The small number must respond to crises - often house fires - within a population of 120,000 in the three counties. Hardaway said the Red Cross would like to have 50 volunteers in each county.
“Last year, about $62,000 in assistance and funds went to help 117 families recover from home fires in our three counties,” Hardaway said. “Seventy percent of those families had no homeowner’s or renter’s insurance. The year before, we spend $71,000 helping 121 families recover from home fires. The year before that, when we had the floods, we spent more than $100,000 helping 155 families recover from flood, fire or tornado.”
Depending on qualifications, Red Cross volunteers may be involved with operating shelters, providing food, or distributing bulk supplies, cleanup materials and tarps. Volunteers sign up for hours and days they are available to respond, but during large-scale crises, they can expect to be called into action at any hour.
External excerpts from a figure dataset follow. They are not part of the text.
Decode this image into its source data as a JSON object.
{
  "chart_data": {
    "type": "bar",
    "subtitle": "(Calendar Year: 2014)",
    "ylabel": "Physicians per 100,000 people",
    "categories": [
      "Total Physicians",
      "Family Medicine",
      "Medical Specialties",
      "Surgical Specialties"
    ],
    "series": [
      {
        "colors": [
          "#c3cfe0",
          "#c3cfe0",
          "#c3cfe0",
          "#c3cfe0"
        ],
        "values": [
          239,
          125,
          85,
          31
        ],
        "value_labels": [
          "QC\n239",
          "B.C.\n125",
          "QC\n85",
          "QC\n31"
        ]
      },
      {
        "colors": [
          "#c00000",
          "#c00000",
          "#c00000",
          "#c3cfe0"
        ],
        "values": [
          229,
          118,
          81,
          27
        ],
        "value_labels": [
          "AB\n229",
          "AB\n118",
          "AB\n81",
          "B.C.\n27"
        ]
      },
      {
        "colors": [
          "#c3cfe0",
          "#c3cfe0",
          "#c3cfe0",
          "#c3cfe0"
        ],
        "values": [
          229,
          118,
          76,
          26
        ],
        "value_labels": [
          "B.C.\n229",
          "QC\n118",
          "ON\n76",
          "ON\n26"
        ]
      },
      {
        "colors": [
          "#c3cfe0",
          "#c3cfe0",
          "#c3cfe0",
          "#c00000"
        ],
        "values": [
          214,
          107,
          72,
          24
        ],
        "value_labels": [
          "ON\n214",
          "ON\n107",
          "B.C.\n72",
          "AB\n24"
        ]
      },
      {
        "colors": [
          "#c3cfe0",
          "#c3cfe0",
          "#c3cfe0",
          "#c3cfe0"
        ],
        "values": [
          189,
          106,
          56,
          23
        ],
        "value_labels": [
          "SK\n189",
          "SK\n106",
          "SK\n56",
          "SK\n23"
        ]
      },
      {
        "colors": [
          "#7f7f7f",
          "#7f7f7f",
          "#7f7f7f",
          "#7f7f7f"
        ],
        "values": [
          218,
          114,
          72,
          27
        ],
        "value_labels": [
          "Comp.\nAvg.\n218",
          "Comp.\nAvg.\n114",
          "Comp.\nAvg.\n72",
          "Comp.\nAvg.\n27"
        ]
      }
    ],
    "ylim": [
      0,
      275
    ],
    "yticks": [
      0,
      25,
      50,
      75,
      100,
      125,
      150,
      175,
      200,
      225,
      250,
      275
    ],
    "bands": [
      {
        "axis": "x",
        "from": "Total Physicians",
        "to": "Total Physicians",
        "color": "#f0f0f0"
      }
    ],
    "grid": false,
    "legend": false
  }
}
To be part of a Disaster Action Team, a volunteer must pass three Red Cross classes: an overview of disaster services, a six-hour training in client casework and a four-hour training in basic disaster assessment. Other courses useful to DAT members include a six-hour emergency response vehicle training and a self-study on defensive driving.
“If you want to get further involved in the Red Cross, you can dive deep,” Hardaway said. “We offer 18 classes which can enhance training and experience for our volunteers. To whatever degree a person wants to get involved, that is how involved we want them to be.”
Those who might not wish to volunteer can assist with monetary contributions.
“We have been able to help because people have donated funds,” Hardaway said. “There is no mission without volunteers, but there is also no mission without donors.”
While Hardaway urged locals to volunteer, he also wanted them to understand its challenges.
“It can be a lifestyle change,” he said. “People love volunteering, or they decide it isn’t quite right for them. It can be difficult, but you help people when they need it most.”